Early in the morning, he would drink a black coffee and leave on his Montesa. Our father, who had returned. Before that, he had a Vespa — and then a Lambretta, which formed part of our family’s mythology since it could carry us all without a whimper, with that sense of self-denial displayed by certain domestic appliances. That was his breakfast: black coffee, piping hot. Whenever he had a cold or the flu, he would double the dose of coffee and take an aspirin. He had an almost fanatical faith in acetylsalicylic acid. When his body turned against him and one leg refused to walk, he had to be admitted to hospital. The doctors who operated on his leg found traces of at least two heart attacks. He’d survived these attacks in secret, but silences like that usually write in Braille on a tunnel of the body. Only once, in passing, did he remark that he’d lost the strength in his arms. Whenever he lifted them to operate on a ceiling, they would put up a heavy resistance. He would look at them in surprise, as at two old, unruly companions. Of the memories that used to make him laugh, one was of his youth as a musician in various dance orchestras and of the drummer so taken up with the others’ playing that he missed his cue. The paso doble ground to a halt, suspended somewhere in the night, until the conductor’s apocalyptic command made itself heard: ‘Cymbals, boy! Let the wonders of the world ignite!’ An order issued in this way, like a cosmic outburst, sounded like part of the spectacle, but it still took the boy a little time to re-establish the connection. Wonders. Cymbals. The paso doble. Him. In the end, the drummer got going and made the whole night tremble. So, whenever my father’s arms grew tired on site, whenever he noticed a lack of energy, he didn’t think about a possible heart attack, but about the infallible outburst ‘Cymbals, boy! Let the wonders of the world ignite!’

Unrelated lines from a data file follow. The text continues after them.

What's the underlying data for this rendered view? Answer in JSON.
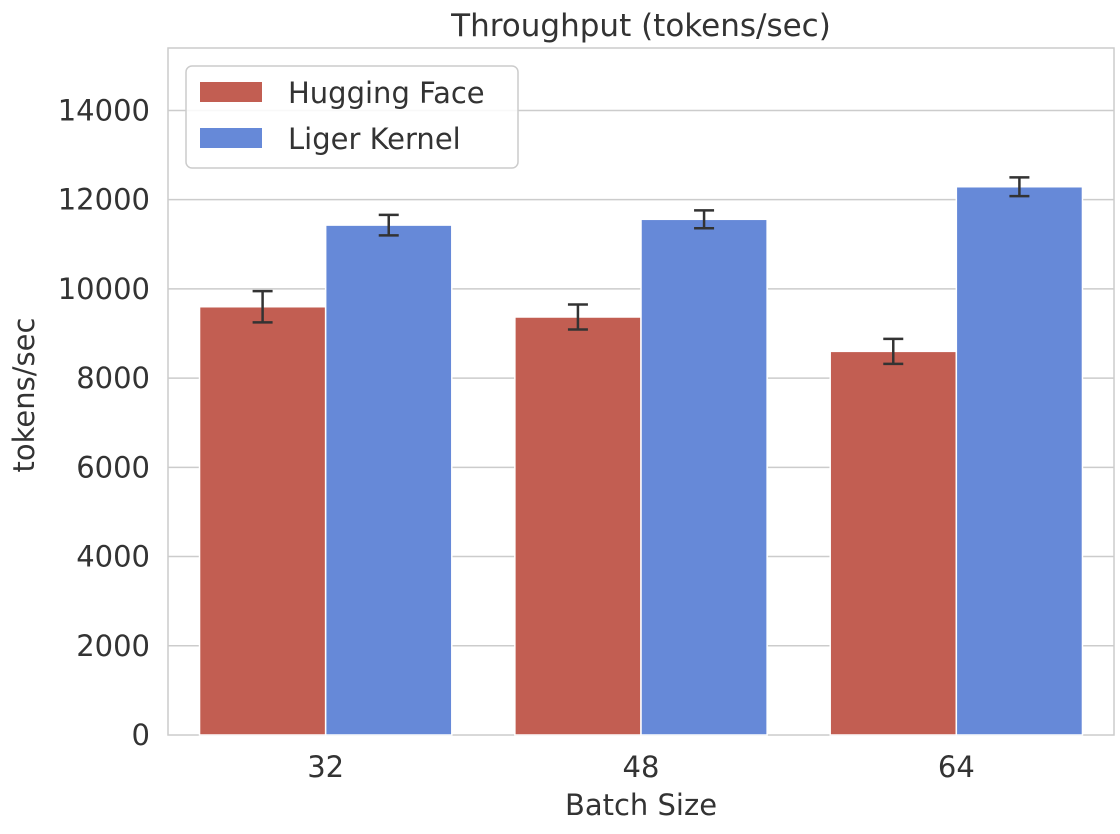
{
  "chart_data": {
    "type": "bar",
    "title": "Throughput (tokens/sec)",
    "xlabel": "Batch Size",
    "ylabel": "tokens/sec",
    "categories": [
      "32",
      "48",
      "64"
    ],
    "ylim": [
      0,
      15400
    ],
    "yticks": [
      0,
      2000,
      4000,
      6000,
      8000,
      10000,
      12000,
      14000
    ],
    "grid": true,
    "legend_position": "top-left",
    "series": [
      {
        "name": "Hugging Face",
        "color": "#c25e52",
        "values": [
          9600,
          9370,
          8600
        ],
        "errors": [
          350,
          280,
          280
        ]
      },
      {
        "name": "Liger Kernel",
        "color": "#6689d8",
        "values": [
          11430,
          11560,
          12290
        ],
        "errors": [
          230,
          200,
          210
        ]
      }
    ]
  }
}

Just as my father couldn’t possibly suffer from vertigo, so my mother couldn’t possibly fall ill. There were only two moments of real peace. One was on her way to church on a Sunday morning. Not the Mass itself so much as going to Mass. That opiate journey, that translation . The other moment was when she had the opportunity to read. Her turn with the newspaper. Having cooked a meal, cleaned, washed, scrubbed, put everything in order, she had this means of escape. A few minutes of total abstraction. The same with books, any book that happened to be lying about the house. This relationship, this happiness, was admirable. You could shout there was a fire, a flood, anything. Our mother would remain entranced. Trapped. Abducted. She wouldn’t reply. Wouldn’t even look up. Her only reaction was to draw closer to the object of vigil.

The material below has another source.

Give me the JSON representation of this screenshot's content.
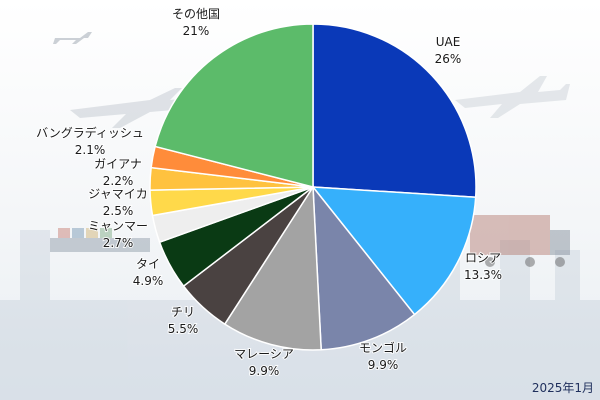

There were times when it seemed it would pass, this business of falling ill. ‘I don’t feel so well, I’m going to lie down for a while.’ And the time of healing would last as long as a Mass or a reading. When the disease finally arrived, it wasn’t in the manner of the story she used to tell us. It didn’t come on a visit.
‘Who is it?’ asks the old peasant farmer in bed, surprised by a knock one winter’s night.
‘It’s me!’ says an unmistakable voice. ‘Open up at once!’
This goes on until the old farmer plucks up the courage to say, ‘Off with you! There’s no one at home.’